Teens who participate in the programs speak to the impact most powerfully. It was like a “light bulb flicking on” for Ben Lord, who attended the Making Waves program in Nova Scotia when he was in high school. “Now I can’t open up a magazine without noticing all the sexism,” he said when he shared his experience with the Foundation. “It’s baffling that it’s so normalized. We just mindlessly consume all of this patriarchal imagery and it’s very detrimental to everyone. These aren’t just women’s issues.”
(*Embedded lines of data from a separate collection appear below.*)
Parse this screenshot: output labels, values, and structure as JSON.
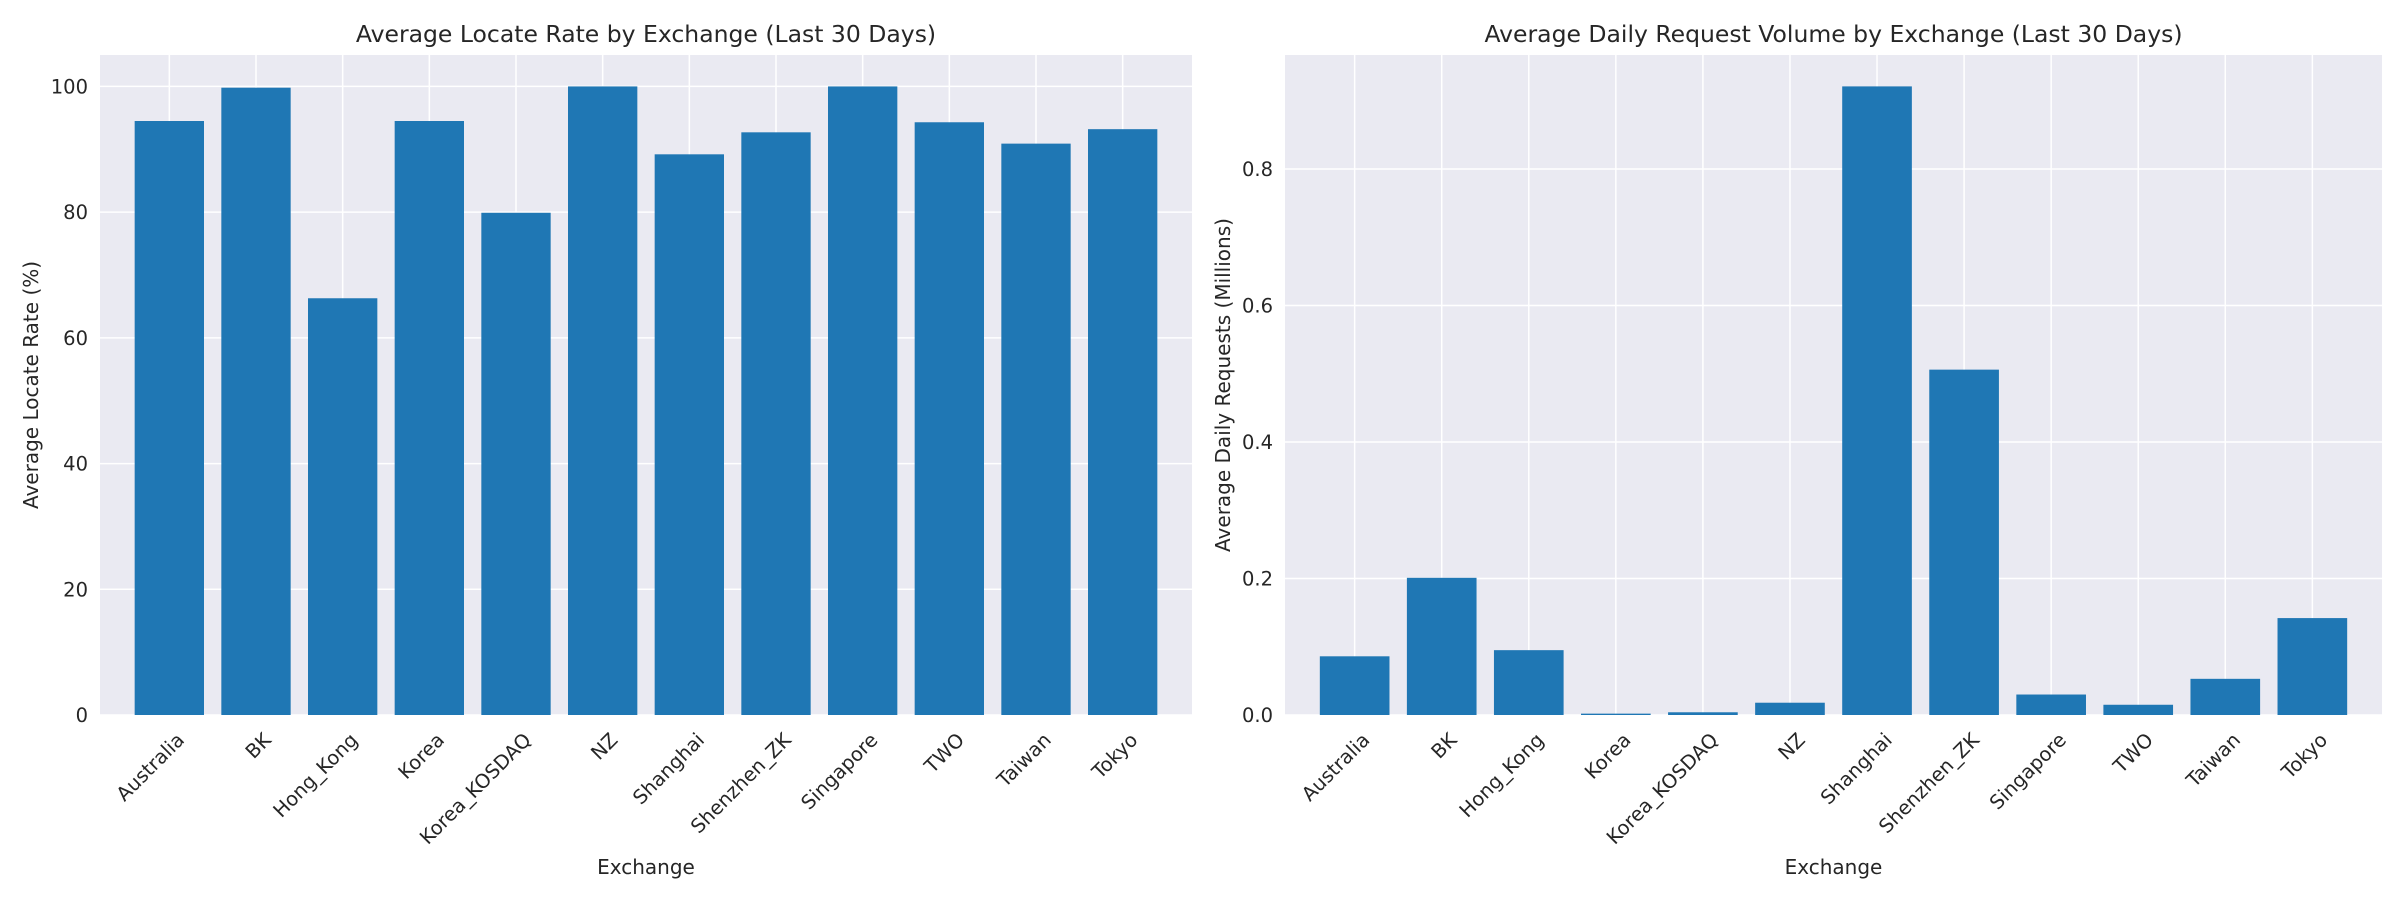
{
  "colors": {
    "background": "#eaeaf2",
    "bar": "#1f77b4",
    "grid": "#ffffff",
    "text": "#262626"
  },
  "chart_data": [
    {
      "type": "bar",
      "title": "Average Locate Rate by Exchange (Last 30 Days)",
      "xlabel": "Exchange",
      "ylabel": "Average Locate Rate (%)",
      "categories": [
        "Australia",
        "BK",
        "Hong_Kong",
        "Korea",
        "Korea_KOSDAQ",
        "NZ",
        "Shanghai",
        "Shenzhen_ZK",
        "Singapore",
        "TWO",
        "Taiwan",
        "Tokyo"
      ],
      "values": [
        94.5,
        99.8,
        66.3,
        94.5,
        79.9,
        100.0,
        89.2,
        92.7,
        100.0,
        94.3,
        90.9,
        93.2
      ],
      "ylim": [
        0,
        105
      ],
      "yticks": [
        0,
        20,
        40,
        60,
        80,
        100
      ],
      "ytick_labels": [
        "0",
        "20",
        "40",
        "60",
        "80",
        "100"
      ],
      "grid": true,
      "legend": "none"
    },
    {
      "type": "bar",
      "title": "Average Daily Request Volume by Exchange (Last 30 Days)",
      "xlabel": "Exchange",
      "ylabel": "Average Daily Requests (Millions)",
      "categories": [
        "Australia",
        "BK",
        "Hong_Kong",
        "Korea",
        "Korea_KOSDAQ",
        "NZ",
        "Shanghai",
        "Shenzhen_ZK",
        "Singapore",
        "TWO",
        "Taiwan",
        "Tokyo"
      ],
      "values": [
        0.086,
        0.201,
        0.095,
        0.002,
        0.004,
        0.018,
        0.921,
        0.506,
        0.03,
        0.015,
        0.053,
        0.142
      ],
      "ylim": [
        0,
        0.967
      ],
      "yticks": [
        0,
        0.2,
        0.4,
        0.6,
        0.8
      ],
      "ytick_labels": [
        "0.0",
        "0.2",
        "0.4",
        "0.6",
        "0.8"
      ],
      "grid": true,
      "legend": "none"
    }
  ]
}
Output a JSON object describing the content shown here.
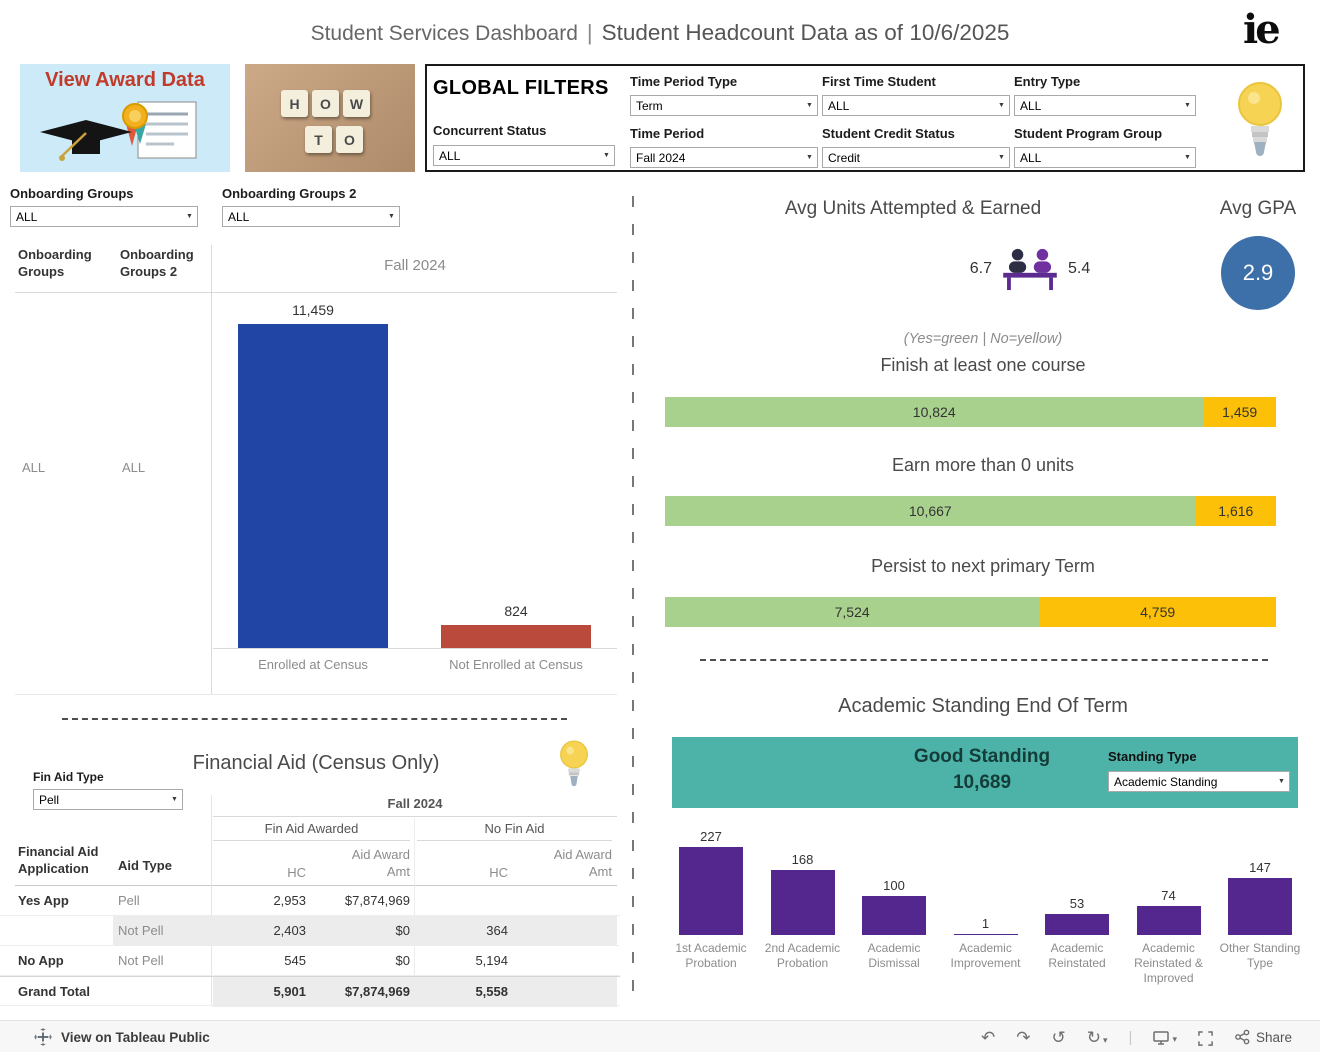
{
  "header": {
    "title_left": "Student Services Dashboard",
    "divider": "|",
    "title_right": "Student Headcount Data as of 10/6/2025",
    "logo_text": "ie"
  },
  "award_card": {
    "label": "View Award Data"
  },
  "howto_card": {
    "tiles": [
      "H",
      "O",
      "W",
      "T",
      "O"
    ]
  },
  "global_filters": {
    "title": "GLOBAL FILTERS",
    "fields": [
      {
        "label": "Time Period Type",
        "value": "Term"
      },
      {
        "label": "First Time Student",
        "value": "ALL"
      },
      {
        "label": "Entry Type",
        "value": "ALL"
      },
      {
        "label": "Concurrent Status",
        "value": "ALL"
      },
      {
        "label": "Time Period",
        "value": "Fall 2024"
      },
      {
        "label": "Student Credit Status",
        "value": "Credit"
      },
      {
        "label": "Student Program Group",
        "value": "ALL"
      }
    ]
  },
  "onboarding": {
    "filter1_label": "Onboarding Groups",
    "filter1_value": "ALL",
    "filter2_label": "Onboarding Groups 2",
    "filter2_value": "ALL",
    "col1_header": "Onboarding Groups",
    "col2_header": "Onboarding Groups 2",
    "period_header": "Fall 2024",
    "row_label1": "ALL",
    "row_label2": "ALL"
  },
  "financial_aid": {
    "section_title": "Financial Aid (Census Only)",
    "filter_label": "Fin Aid Type",
    "filter_value": "Pell",
    "period_header": "Fall 2024",
    "group1_header": "Fin Aid Awarded",
    "group2_header": "No Fin Aid",
    "hc_header": "HC",
    "amt_header": "Aid Award Amt",
    "row_dim1_header": "Financial Aid Application",
    "row_dim2_header": "Aid Type",
    "rows": [
      {
        "app": "Yes App",
        "aid_type": "Pell",
        "hc": "2,953",
        "amt": "$7,874,969",
        "no_hc": "",
        "no_amt": ""
      },
      {
        "app": "",
        "aid_type": "Not Pell",
        "hc": "2,403",
        "amt": "$0",
        "no_hc": "364",
        "no_amt": ""
      },
      {
        "app": "No App",
        "aid_type": "Not Pell",
        "hc": "545",
        "amt": "$0",
        "no_hc": "5,194",
        "no_amt": ""
      },
      {
        "app": "Grand Total",
        "aid_type": "",
        "hc": "5,901",
        "amt": "$7,874,969",
        "no_hc": "5,558",
        "no_amt": ""
      }
    ]
  },
  "avg_units": {
    "title": "Avg Units Attempted & Earned",
    "attempted": "6.7",
    "earned": "5.4"
  },
  "avg_gpa": {
    "title": "Avg GPA",
    "value": "2.9"
  },
  "outcomes": {
    "legend_note": "(Yes=green | No=yellow)"
  },
  "academic_standing": {
    "section_title": "Academic Standing End Of Term",
    "good_standing_label": "Good Standing",
    "good_standing_value": "10,689",
    "standing_type_label": "Standing Type",
    "standing_type_value": "Academic Standing"
  },
  "toolbar": {
    "view_label": "View on Tableau Public",
    "share_label": "Share"
  },
  "colors": {
    "enrolled_blue": "#2145a5",
    "not_enrolled_red": "#b94a3c",
    "yes_green": "#a9d18e",
    "no_yellow": "#fdc008",
    "teal_panel": "#4db3a9",
    "standing_purple": "#54278f",
    "gpa_circle_blue": "#3d6fa8"
  },
  "chart_data": [
    {
      "id": "enrollment-by-census",
      "type": "bar",
      "title": "Fall 2024",
      "categories": [
        "Enrolled at Census",
        "Not Enrolled at Census"
      ],
      "values": [
        11459,
        824
      ],
      "labels": [
        "11,459",
        "824"
      ],
      "colors": [
        "#2145a5",
        "#b94a3c"
      ],
      "ylim": [
        0,
        12000
      ],
      "legend_position": "none",
      "grid": false
    },
    {
      "id": "outcome-indicators",
      "type": "stacked-bar",
      "note": "(Yes=green | No=yellow)",
      "categories": [
        "Finish at least one course",
        "Earn more than 0 units",
        "Persist to next primary Term"
      ],
      "series": [
        {
          "name": "Yes",
          "color": "#a9d18e",
          "values": [
            10824,
            10667,
            7524
          ],
          "labels": [
            "10,824",
            "10,667",
            "7,524"
          ]
        },
        {
          "name": "No",
          "color": "#fdc008",
          "values": [
            1459,
            1616,
            4759
          ],
          "labels": [
            "1,459",
            "1,616",
            "4,759"
          ]
        }
      ],
      "total": 12283,
      "grid": false
    },
    {
      "id": "academic-standing-end-of-term",
      "type": "bar",
      "title": "Academic Standing End Of Term",
      "good_standing_value": 10689,
      "categories": [
        "1st Academic Probation",
        "2nd Academic Probation",
        "Academic Dismissal",
        "Academic Improvement",
        "Academic Reinstated",
        "Academic Reinstated & Improved",
        "Other Standing Type"
      ],
      "values": [
        227,
        168,
        100,
        1,
        53,
        74,
        147
      ],
      "labels": [
        "227",
        "168",
        "100",
        "1",
        "53",
        "74",
        "147"
      ],
      "color": "#54278f",
      "ylim": [
        0,
        240
      ],
      "grid": false
    }
  ]
}
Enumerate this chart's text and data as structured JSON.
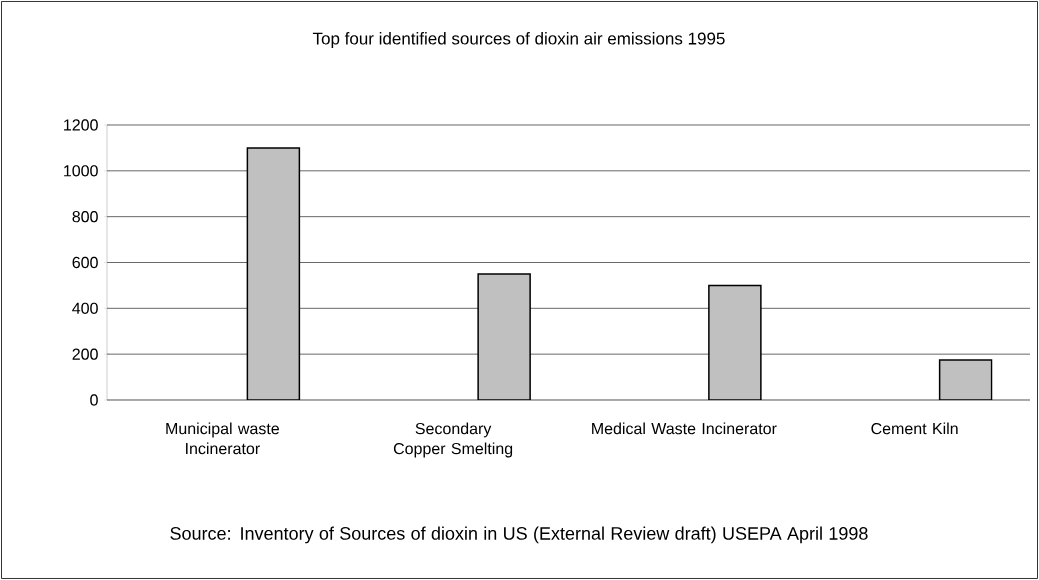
{
  "chart_data": {
    "type": "bar",
    "title": "Top four identified sources of dioxin air emissions 1995",
    "categories": [
      "Municipal waste Incinerator",
      "Secondary Copper Smelting",
      "Medical Waste Incinerator",
      "Cement Kiln"
    ],
    "values": [
      1100,
      550,
      500,
      175
    ],
    "color": "#c0c0c0",
    "ylim": [
      0,
      1200
    ],
    "yticks": [
      0,
      200,
      400,
      600,
      800,
      1000,
      1200
    ],
    "grid": "y",
    "annotations": [
      "Source: Inventory of Sources of dioxin in US (External Review draft) USEPA April 1998"
    ]
  }
}
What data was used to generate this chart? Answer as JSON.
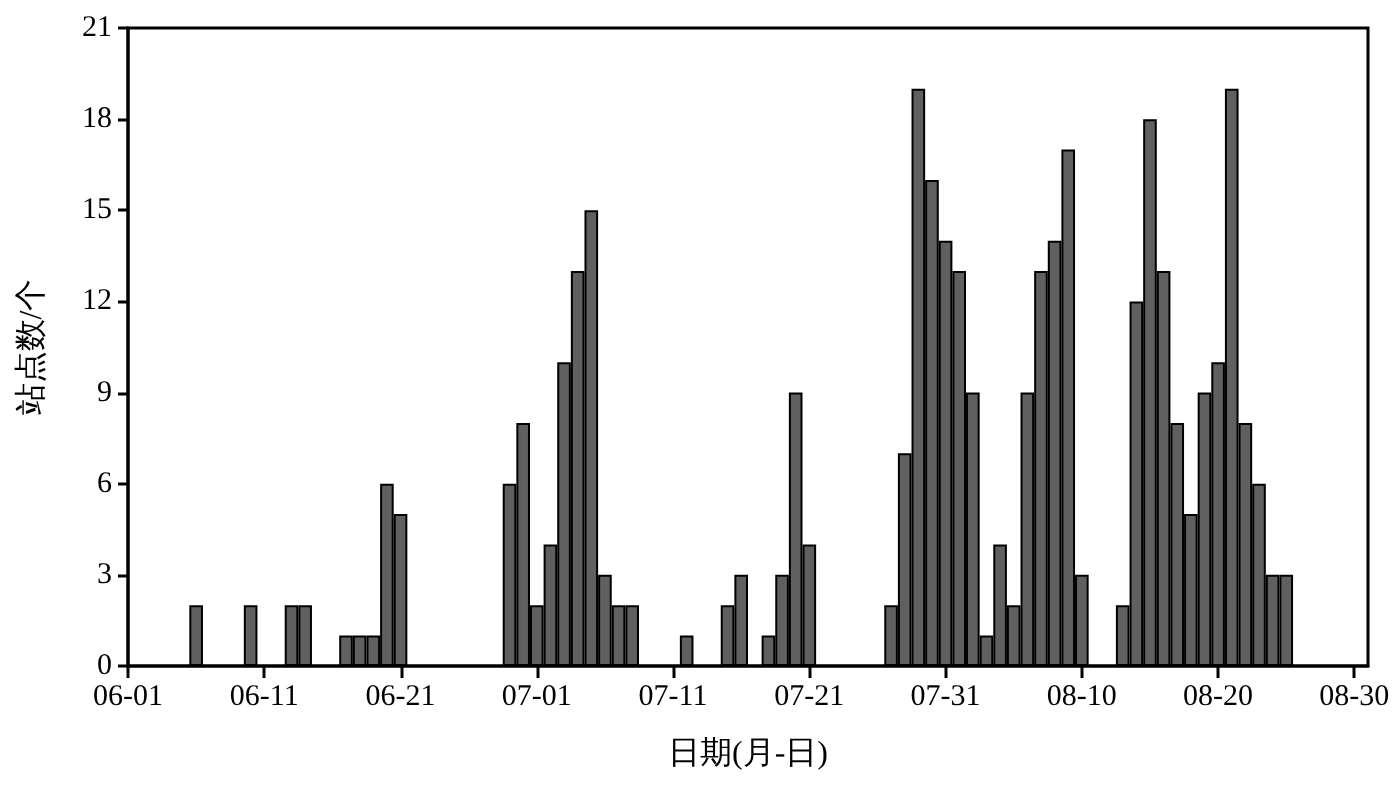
{
  "chart_data": {
    "type": "bar",
    "xlabel": "日期(月-日)",
    "ylabel": "站点数/个",
    "categories": [
      "06-01",
      null,
      null,
      null,
      null,
      null,
      null,
      null,
      null,
      null,
      "06-11",
      null,
      null,
      null,
      null,
      null,
      null,
      null,
      null,
      null,
      "06-21",
      null,
      null,
      null,
      null,
      null,
      null,
      null,
      null,
      null,
      "07-01",
      null,
      null,
      null,
      null,
      null,
      null,
      null,
      null,
      null,
      "07-11",
      null,
      null,
      null,
      null,
      null,
      null,
      null,
      null,
      null,
      "07-21",
      null,
      null,
      null,
      null,
      null,
      null,
      null,
      null,
      null,
      "07-31",
      null,
      null,
      null,
      null,
      null,
      null,
      null,
      null,
      null,
      "08-10",
      null,
      null,
      null,
      null,
      null,
      null,
      null,
      null,
      null,
      "08-20",
      null,
      null,
      null,
      null,
      null,
      null,
      null,
      null,
      null,
      "08-30",
      null
    ],
    "values": [
      0,
      0,
      0,
      0,
      0,
      2,
      0,
      0,
      0,
      2,
      0,
      0,
      2,
      2,
      0,
      0,
      1,
      1,
      1,
      6,
      5,
      0,
      0,
      0,
      0,
      0,
      0,
      0,
      6,
      8,
      2,
      4,
      10,
      13,
      15,
      3,
      2,
      2,
      0,
      0,
      0,
      1,
      0,
      0,
      2,
      3,
      0,
      1,
      3,
      9,
      4,
      0,
      0,
      0,
      0,
      0,
      2,
      7,
      19,
      16,
      14,
      13,
      9,
      1,
      4,
      2,
      9,
      13,
      14,
      17,
      3,
      0,
      0,
      2,
      12,
      18,
      13,
      8,
      5,
      9,
      10,
      19,
      8,
      6,
      3,
      3,
      0,
      0,
      0,
      0,
      0,
      0
    ],
    "color": "#606060",
    "ylim": [
      0,
      21
    ],
    "yticks": [
      0,
      3,
      6,
      9,
      12,
      15,
      18,
      21
    ],
    "grid": false
  }
}
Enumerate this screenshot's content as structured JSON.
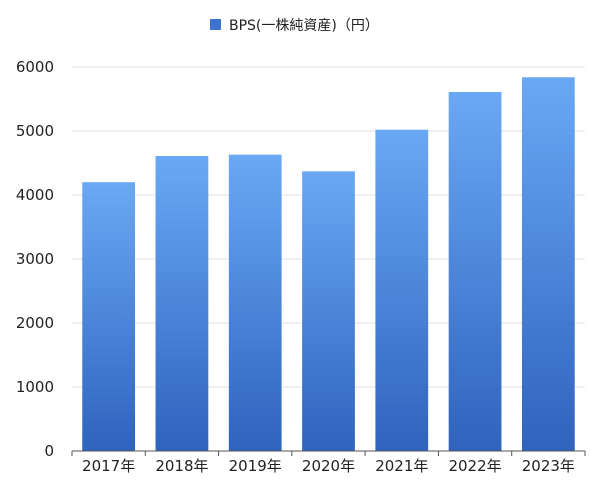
{
  "chart_data": {
    "type": "bar",
    "categories": [
      "2017年",
      "2018年",
      "2019年",
      "2020年",
      "2021年",
      "2022年",
      "2023年"
    ],
    "series": [
      {
        "name": "BPS(一株純資産)（円）",
        "values": [
          4200,
          4610,
          4630,
          4370,
          5020,
          5610,
          5840
        ]
      }
    ],
    "ylim": [
      0,
      6000
    ],
    "yticks": [
      0,
      1000,
      2000,
      3000,
      4000,
      5000,
      6000
    ],
    "grid": true,
    "legend": "top-center",
    "colors": {
      "bar_top": "#6aa8f4",
      "bar_bottom": "#2f63be",
      "legend_swatch": "#3b73cf",
      "grid": "#e2e2e2",
      "axis": "#555555"
    }
  }
}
How do these programs succeed in communicating that all of us have a stake in achieving gender equality? One reason is that they engage young people at a crucial point in their lives, when friendships and dating become focal points. The programs provide a rare opportunity to talk about creating healthy relationships in a supportive environment, as well as to practice skills like setting boundaries and resolving conflicts. Teens begin to recognize how traditional gender roles limit their own lives, and develop the critical-thinking skills to challenge them. I firmly believe, as Ben says, that “these programs need to be available to everyone.”

As a parent, what I’ve learned from working with teen healthy relationship programs continues to influence conversations with my own sons about gender inequality. They’re now developing the maturity to realize that the “gender box” constrains and controls them as well. They see how they’re expected to behave in a “masculine” way, and if they don’t they’ll be ridiculed or pushed around.

But I’m also impressed to see that my older boys are beginning to realize their own agency. I see them starting to channel their frustration into being part of the social change we all want. And that gives me great hope. Because gender equality is about all of us, not about “them” and us.